A team of decorated academic chemists in San Diego have been working since 2014 on a biotech startup that aims to find new drugs faster. The company now has a lot of cash in the bank and a well-known biopharma scientist to guide it.
Vividion Therapeutics is launching with $50 million pledged from investment firms Arch Venture Partners and Versant Ventures. Former Celgene (NASDAQ: CELG) president of research and early development Tom Daniel—who, as Xconomy reported previously, left the company over the summer to begin advising biotechs and venture firms—is executive chairman.
In an interview, Daniel (pictured) said that one of the academics, Benjamin Cravatt of The Scripps Research Institute in San Diego, collaborated with Celgene for some time, an alliance that served as a “training-wheels run for me to understand Ben’s vision.”
Cravatt, whom Daniel calls the “driver,” and two other Scripps researchers, Jin-Quan Yu and Phil Baran, have built a system for testing chemical drugs against proteins in human cells, to see if disrupting those proteins can have an effect on disease. (Cravatt is the only one of the three that hasn’t won a Macarthur “genius” grant or the Sackler Prize, a top award for chemists under 40.)
Researchers looking for new drugs have tried for years to make products that change the behavior of proteins. For example, protease inhibitors to treat HIV infection work this way, blocking an enzyme that the virus uses to spread.
The field has gotten a boost from “rational drug design”—using a simulated computer model to build a chemical and simulate how it would lock onto a tiny crevice of a protein. But “in silico” simulations can only go so far. (One recent startup, Relay Therapeutics, is throwing unprecedented amounts of computing power at the study of proteins for drug discovery.)
Vividion is using bioinformatics, too, its backers say. But the appeal is that the Scripps researchers have built a system that looks at actual, not simulated, biology. Their system can map a small molecule’s effect in a human cell—or in a tissue sample—and not just on one protein, but a wide range of proteins. “The big shift,” says Vividion board member and Versant managing director Tom Woiwode, is screening potential drugs “deeply and broadly within natural biological systems” instead of using tests that don’t capture the complexity of the interactions between a protein, or proteins, and the “whole cell environment.”

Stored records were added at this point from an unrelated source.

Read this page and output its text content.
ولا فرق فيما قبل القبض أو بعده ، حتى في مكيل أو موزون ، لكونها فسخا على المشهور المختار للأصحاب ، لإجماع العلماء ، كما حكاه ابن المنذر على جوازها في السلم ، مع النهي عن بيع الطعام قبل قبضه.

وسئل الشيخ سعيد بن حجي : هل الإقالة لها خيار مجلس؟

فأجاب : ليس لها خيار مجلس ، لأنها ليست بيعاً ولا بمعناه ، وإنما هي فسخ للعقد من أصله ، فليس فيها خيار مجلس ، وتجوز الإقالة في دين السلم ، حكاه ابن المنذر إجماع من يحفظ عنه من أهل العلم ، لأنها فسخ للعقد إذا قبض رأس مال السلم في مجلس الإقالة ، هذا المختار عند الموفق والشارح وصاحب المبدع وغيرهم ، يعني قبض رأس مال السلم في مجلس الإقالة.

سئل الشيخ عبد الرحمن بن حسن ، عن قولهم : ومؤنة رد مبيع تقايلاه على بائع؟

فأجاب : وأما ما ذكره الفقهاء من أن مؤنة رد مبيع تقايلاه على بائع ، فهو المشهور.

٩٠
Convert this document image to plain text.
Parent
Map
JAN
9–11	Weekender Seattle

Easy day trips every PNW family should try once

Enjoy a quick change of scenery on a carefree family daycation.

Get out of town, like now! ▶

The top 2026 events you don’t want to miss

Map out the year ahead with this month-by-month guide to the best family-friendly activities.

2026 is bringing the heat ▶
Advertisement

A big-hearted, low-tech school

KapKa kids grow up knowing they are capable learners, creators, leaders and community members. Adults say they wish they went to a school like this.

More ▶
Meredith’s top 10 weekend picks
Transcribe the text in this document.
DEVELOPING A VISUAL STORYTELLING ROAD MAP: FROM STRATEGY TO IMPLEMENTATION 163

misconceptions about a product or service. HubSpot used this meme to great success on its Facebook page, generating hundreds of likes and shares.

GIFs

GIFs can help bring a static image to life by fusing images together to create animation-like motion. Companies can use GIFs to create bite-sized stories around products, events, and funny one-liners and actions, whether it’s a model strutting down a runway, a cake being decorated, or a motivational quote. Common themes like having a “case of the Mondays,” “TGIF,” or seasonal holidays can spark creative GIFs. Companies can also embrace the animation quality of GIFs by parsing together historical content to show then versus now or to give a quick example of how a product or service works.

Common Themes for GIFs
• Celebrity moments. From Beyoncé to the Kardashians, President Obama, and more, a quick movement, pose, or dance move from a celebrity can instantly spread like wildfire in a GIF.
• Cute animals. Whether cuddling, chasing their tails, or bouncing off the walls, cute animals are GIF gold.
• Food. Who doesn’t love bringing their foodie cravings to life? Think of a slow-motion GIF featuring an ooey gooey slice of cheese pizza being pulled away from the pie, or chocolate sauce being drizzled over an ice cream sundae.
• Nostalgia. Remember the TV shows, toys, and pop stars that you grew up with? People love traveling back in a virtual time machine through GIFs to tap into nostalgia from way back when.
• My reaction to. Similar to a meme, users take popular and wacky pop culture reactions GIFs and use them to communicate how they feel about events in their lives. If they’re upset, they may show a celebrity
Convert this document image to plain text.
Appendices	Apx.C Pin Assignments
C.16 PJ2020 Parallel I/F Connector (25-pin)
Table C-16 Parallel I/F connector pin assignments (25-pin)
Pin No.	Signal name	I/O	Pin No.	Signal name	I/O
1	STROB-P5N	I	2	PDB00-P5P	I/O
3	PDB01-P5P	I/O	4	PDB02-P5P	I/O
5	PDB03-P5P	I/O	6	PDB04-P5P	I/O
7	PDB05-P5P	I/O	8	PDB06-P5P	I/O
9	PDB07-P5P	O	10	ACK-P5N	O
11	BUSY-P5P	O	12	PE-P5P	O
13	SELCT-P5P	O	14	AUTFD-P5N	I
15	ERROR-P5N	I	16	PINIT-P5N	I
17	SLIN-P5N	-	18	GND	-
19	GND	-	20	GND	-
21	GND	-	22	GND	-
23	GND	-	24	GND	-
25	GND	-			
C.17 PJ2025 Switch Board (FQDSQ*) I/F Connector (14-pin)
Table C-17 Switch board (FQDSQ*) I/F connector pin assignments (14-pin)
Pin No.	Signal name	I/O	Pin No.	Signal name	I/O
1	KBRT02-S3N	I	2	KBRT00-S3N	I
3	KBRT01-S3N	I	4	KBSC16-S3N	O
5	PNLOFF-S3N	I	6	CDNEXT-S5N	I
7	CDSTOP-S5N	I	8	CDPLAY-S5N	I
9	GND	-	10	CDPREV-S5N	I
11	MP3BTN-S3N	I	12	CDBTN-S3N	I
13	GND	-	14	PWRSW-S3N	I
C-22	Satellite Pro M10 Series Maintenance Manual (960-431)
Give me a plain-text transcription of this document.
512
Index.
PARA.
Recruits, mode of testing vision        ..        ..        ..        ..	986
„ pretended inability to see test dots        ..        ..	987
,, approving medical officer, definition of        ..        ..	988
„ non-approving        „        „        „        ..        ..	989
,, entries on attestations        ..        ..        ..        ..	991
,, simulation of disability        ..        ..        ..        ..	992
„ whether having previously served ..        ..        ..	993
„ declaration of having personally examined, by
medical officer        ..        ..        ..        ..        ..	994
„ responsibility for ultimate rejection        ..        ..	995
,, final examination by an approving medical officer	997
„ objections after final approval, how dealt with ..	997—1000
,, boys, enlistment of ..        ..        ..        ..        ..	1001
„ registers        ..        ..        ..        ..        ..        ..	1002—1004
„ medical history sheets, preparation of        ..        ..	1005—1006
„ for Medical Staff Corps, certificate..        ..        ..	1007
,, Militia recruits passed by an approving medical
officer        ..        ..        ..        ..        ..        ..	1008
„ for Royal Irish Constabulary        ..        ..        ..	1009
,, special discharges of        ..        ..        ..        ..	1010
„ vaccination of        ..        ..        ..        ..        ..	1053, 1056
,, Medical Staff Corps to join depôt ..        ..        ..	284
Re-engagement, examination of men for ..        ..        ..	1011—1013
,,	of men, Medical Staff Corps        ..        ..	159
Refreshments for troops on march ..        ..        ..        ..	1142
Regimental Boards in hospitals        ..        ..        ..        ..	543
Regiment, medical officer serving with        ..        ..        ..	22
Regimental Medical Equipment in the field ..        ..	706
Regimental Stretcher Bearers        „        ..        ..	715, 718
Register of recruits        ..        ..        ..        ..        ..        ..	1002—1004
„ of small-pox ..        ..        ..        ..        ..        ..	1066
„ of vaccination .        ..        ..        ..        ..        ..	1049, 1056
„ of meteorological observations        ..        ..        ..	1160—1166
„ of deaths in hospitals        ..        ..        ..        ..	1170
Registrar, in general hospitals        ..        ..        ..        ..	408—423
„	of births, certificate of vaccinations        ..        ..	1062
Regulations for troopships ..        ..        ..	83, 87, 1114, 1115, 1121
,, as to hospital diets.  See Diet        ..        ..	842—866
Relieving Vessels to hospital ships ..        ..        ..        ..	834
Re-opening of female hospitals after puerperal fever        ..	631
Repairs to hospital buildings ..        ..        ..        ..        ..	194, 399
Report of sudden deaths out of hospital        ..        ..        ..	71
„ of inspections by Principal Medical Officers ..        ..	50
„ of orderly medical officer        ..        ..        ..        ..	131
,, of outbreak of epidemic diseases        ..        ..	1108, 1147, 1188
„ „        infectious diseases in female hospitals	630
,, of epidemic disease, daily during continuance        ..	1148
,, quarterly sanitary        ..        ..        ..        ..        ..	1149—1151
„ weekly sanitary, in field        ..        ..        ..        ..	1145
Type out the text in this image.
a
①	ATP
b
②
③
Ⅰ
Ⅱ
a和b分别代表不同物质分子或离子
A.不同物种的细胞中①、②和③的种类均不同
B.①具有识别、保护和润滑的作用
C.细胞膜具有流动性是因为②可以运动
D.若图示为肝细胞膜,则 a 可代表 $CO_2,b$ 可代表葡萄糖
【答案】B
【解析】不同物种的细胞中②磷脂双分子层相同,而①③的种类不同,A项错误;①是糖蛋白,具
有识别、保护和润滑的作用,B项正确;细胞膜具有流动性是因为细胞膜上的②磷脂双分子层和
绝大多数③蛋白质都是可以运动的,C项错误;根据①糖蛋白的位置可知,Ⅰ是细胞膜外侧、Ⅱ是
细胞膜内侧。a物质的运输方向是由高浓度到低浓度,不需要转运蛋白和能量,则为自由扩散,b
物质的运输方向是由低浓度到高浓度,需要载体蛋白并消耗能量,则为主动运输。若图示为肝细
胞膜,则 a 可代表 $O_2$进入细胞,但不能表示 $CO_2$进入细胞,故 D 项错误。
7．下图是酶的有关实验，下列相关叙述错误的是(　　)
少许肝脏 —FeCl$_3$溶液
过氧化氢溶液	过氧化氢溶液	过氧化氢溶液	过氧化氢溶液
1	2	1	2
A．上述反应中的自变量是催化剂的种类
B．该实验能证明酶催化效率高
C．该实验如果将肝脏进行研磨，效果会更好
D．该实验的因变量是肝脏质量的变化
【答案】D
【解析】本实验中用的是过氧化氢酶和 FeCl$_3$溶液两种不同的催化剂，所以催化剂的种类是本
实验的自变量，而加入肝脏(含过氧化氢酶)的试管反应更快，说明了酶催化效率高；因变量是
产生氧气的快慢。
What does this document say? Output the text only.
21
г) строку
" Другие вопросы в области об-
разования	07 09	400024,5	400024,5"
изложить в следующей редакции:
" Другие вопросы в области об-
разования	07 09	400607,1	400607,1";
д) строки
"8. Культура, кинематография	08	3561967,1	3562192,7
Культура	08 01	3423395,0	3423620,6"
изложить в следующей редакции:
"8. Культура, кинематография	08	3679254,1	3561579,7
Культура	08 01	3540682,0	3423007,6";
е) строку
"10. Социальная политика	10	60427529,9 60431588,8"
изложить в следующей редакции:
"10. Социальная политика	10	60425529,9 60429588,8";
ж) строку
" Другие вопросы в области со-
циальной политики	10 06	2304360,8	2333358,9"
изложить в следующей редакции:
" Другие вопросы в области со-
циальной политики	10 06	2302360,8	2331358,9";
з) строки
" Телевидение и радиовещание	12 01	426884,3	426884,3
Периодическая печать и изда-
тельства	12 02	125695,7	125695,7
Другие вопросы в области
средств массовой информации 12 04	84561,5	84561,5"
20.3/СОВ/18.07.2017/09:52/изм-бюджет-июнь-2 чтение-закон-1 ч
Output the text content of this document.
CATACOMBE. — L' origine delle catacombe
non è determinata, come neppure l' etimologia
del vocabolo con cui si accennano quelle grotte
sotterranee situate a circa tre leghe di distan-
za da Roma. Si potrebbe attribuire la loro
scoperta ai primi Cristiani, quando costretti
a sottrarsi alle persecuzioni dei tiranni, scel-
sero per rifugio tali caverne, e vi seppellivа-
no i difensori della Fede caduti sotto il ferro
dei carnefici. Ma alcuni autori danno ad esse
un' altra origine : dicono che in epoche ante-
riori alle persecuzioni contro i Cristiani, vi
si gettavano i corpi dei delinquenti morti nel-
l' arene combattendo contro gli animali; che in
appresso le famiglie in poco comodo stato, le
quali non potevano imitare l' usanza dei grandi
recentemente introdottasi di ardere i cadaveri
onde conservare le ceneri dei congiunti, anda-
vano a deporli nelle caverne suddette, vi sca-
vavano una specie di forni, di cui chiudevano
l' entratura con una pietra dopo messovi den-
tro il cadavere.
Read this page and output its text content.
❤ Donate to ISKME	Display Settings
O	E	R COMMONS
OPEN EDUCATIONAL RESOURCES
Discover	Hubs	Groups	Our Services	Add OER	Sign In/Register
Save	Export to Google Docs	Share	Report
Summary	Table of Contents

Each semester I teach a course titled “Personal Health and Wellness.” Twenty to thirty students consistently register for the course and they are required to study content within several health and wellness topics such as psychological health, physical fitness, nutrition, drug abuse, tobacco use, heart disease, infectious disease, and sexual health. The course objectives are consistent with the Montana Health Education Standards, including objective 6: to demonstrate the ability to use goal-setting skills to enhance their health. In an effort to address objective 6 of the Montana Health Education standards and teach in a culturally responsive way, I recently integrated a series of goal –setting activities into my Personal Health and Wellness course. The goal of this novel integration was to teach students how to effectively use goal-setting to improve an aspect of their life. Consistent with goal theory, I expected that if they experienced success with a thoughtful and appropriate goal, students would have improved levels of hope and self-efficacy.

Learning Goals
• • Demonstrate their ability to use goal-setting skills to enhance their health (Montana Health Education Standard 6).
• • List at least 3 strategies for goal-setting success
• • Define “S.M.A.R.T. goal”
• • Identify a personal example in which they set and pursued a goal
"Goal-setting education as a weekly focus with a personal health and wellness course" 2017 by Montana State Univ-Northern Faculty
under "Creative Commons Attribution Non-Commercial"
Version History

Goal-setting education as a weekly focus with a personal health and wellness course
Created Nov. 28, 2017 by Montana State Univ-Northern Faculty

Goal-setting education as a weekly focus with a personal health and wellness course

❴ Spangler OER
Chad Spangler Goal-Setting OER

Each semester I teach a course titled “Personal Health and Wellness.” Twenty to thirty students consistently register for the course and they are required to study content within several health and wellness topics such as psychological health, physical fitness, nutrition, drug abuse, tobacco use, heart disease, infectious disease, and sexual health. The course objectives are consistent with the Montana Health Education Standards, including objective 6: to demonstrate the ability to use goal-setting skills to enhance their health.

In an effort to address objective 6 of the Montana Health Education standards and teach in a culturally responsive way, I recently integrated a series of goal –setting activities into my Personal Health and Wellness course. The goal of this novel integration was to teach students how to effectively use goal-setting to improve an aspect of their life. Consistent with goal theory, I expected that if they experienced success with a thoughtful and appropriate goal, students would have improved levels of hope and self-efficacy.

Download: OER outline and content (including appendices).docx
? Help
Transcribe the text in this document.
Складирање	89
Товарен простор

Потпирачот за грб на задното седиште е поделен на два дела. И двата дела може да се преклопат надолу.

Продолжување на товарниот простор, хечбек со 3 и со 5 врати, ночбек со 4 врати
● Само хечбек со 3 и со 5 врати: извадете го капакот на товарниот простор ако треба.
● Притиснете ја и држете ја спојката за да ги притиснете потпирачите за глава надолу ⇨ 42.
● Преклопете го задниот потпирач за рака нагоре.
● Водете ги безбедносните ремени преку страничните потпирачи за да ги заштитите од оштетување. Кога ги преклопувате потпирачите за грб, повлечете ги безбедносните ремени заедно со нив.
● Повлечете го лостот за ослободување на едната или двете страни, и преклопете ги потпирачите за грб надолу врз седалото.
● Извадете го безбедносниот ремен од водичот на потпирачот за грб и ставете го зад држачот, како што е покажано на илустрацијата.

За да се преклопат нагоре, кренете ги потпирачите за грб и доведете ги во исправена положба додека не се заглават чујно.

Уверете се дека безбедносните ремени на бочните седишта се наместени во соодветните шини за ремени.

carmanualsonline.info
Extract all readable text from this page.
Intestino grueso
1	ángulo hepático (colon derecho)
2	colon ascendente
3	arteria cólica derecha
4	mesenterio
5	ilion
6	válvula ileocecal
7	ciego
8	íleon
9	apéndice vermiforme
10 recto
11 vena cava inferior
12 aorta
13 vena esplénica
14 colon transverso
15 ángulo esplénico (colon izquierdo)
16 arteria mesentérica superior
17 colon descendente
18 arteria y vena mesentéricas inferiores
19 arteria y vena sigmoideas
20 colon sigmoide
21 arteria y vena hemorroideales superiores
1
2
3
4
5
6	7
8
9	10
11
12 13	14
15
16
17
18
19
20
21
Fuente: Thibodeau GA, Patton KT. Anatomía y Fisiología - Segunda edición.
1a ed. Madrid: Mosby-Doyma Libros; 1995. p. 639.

Part of Vividion’s expertise, say Woiwode and Daniel, is also the ability to make tiny changes to the small molecules they’re testing. They claim the company has already identified potential drugs for targets on proteins that, while known to have a hand in disease, to date have been considered “undruggable.” Daniel mentioned the protein RAS, implicated in a range of cancers but to date a dead end for drug makers, as an example of an intractable target. But he declined to say where Vividion is focusing its efforts.